Ma l'intervento della Cassazione ci consente di approfondire anche il tema legato alle responsabilità del direttore dei lavori nel caso di abusi edilizi. Secondo la Suprema Corte la Corte territoriale avrebbe correttamente ricordato il principio consolidato secondo il quale, in tema di reati edilizi, l'obbligo di vigilanza sulla conformità delle opere al permesso di costruire, gravante sul direttore dei lavori ai sensi dell'art. 29, comma 1, del TUE, cui consegue la responsabilità penale del predetto nel caso di reati commessi da altri senza che intervenga la sua dissociazione ai sensi del comma 2 della medesima disposizione, permane sino alla comunicazione della formale conclusione dell'intervento o alla rinunzia all'incarico e non viene meno in caso di adozione dell'ordinanza di sospensione dei lavori, salvo che - e fintanto - che il cantiere sia sottoposto a sequestro, in quanto sussiste a carico del medesimo un onere di vigilanza costante sulla corretta esecuzione dei lavori, collegato al dovere di contestazione delle irregolarità riscontrate e, se del caso, di rinunzia all'incarico.

Nel caso di specie, dopo l'istanza di sospensione dei lavori inviata dal direttore e dall'impresa, nessun'altra ditta e nessun altro direttore furono nominati. Secondo la Corte territoriale, il direttore dei lavori e l'impresa sarebbero stati certamente protagonisti delle successive opere di parziale rimessione in pristino e occupandosi anche della pratica in sanatoria. Il direttore dei lavori, infine, non si sarebbe mai dissociato né avrebbe mai rinunciato formalmente all'incarico conferitogli dalla committenza, neppure dopo l'avvenuto sequestro del manufatto.

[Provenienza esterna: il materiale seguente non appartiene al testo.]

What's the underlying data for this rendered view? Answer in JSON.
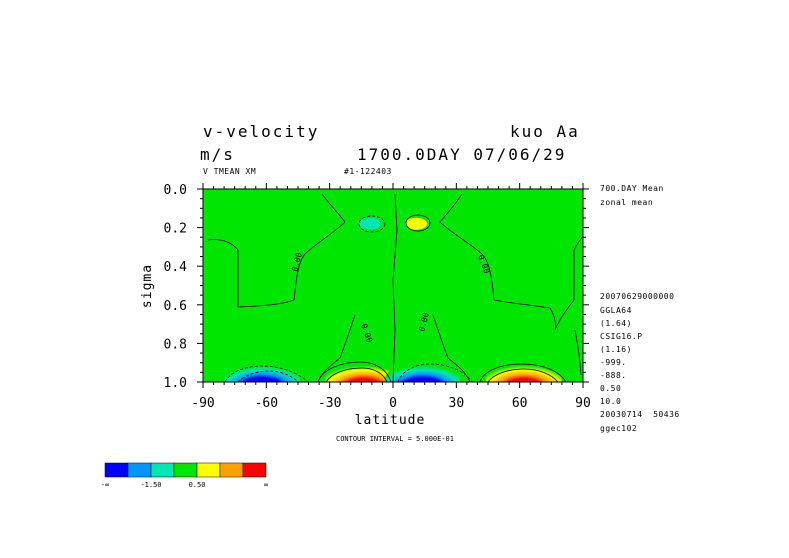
{
  "header": {
    "title_left": "v-velocity",
    "title_right": "kuo Aa",
    "units": "m/s",
    "time": "1700.0DAY 07/06/29",
    "sub_left": "V TMEAN XM",
    "sub_right": "#1-122403"
  },
  "right_info": {
    "lines_top": [
      "700.DAY Mean",
      "zonal mean"
    ],
    "lines_bottom": [
      "20070629000000",
      "GGLA64",
      "(1.64)",
      "CSIG16.P",
      "(1.16)",
      "-999.",
      "-888.",
      "0.50",
      "10.0",
      "20030714  50436",
      "ggec102"
    ]
  },
  "footer": {
    "contour_interval": "CONTOUR INTERVAL = 5.000E-01"
  },
  "colors": {
    "background_field": "#00e600",
    "blue": "#0000ff",
    "light_blue": "#0096ff",
    "cyan": "#00e6b4",
    "green": "#00e600",
    "yellow": "#ffff00",
    "orange": "#ffa000",
    "red": "#ff0000"
  },
  "colorbar": {
    "colors": [
      "#0000ff",
      "#0096ff",
      "#00e6b4",
      "#00e600",
      "#ffff00",
      "#ffa000",
      "#ff0000"
    ],
    "labels": [
      "-∞",
      "-1.50",
      "0.50",
      "∞"
    ]
  },
  "chart_data": {
    "type": "heatmap",
    "title": "v-velocity",
    "xlabel": "latitude",
    "ylabel": "sigma",
    "xlim": [
      -90,
      90
    ],
    "ylim": [
      1.0,
      0.0
    ],
    "x_ticks": [
      "-90",
      "-60",
      "-30",
      "0",
      "30",
      "60",
      "90"
    ],
    "y_ticks": [
      "0.0",
      "0.2",
      "0.4",
      "0.6",
      "0.8",
      "1.0"
    ],
    "contour_labels": [
      "0.00",
      "0.00",
      "0.00",
      "0.00"
    ],
    "features": [
      {
        "lat": -62,
        "sigma": 0.98,
        "sign": "negative",
        "level": "blue"
      },
      {
        "lat": -14,
        "sigma": 0.98,
        "sign": "positive",
        "level": "red"
      },
      {
        "lat": 14,
        "sigma": 0.98,
        "sign": "negative",
        "level": "blue"
      },
      {
        "lat": 62,
        "sigma": 0.98,
        "sign": "positive",
        "level": "red"
      },
      {
        "lat": -11,
        "sigma": 0.18,
        "sign": "negative",
        "level": "cyan"
      },
      {
        "lat": 11,
        "sigma": 0.18,
        "sign": "positive",
        "level": "yellow"
      }
    ]
  }
}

La Corte territoriale ha sottolineato l'inverosimiglianza che il direttore dei lavori, e il titolare della ditta esecutrice, avessero eseguito le opere edilizie fino al momento della sospensione dei lavori, e poi fossero intervenuti per rimuovere le opere abusive (nelle more, all'evidenza, realizzate allora da mano ignota che, se ci fosse stata, ben facilmente avrebbero potuto essere rintracciata).

In definitiva, in tema di prova indiziaria alla Corte di Cassazione compete il sindacato sulle massime di esperienza adottate nella valutazione degli indizi, nonché la verifica della completezza, della correttezza e della logicità del ragionamento seguito e delle argomentazioni sostenute per qualificare l'elemento indiziario, ma non anche un nuovo accertamento che ripeta l'esperienza conoscitiva del giudice del merito.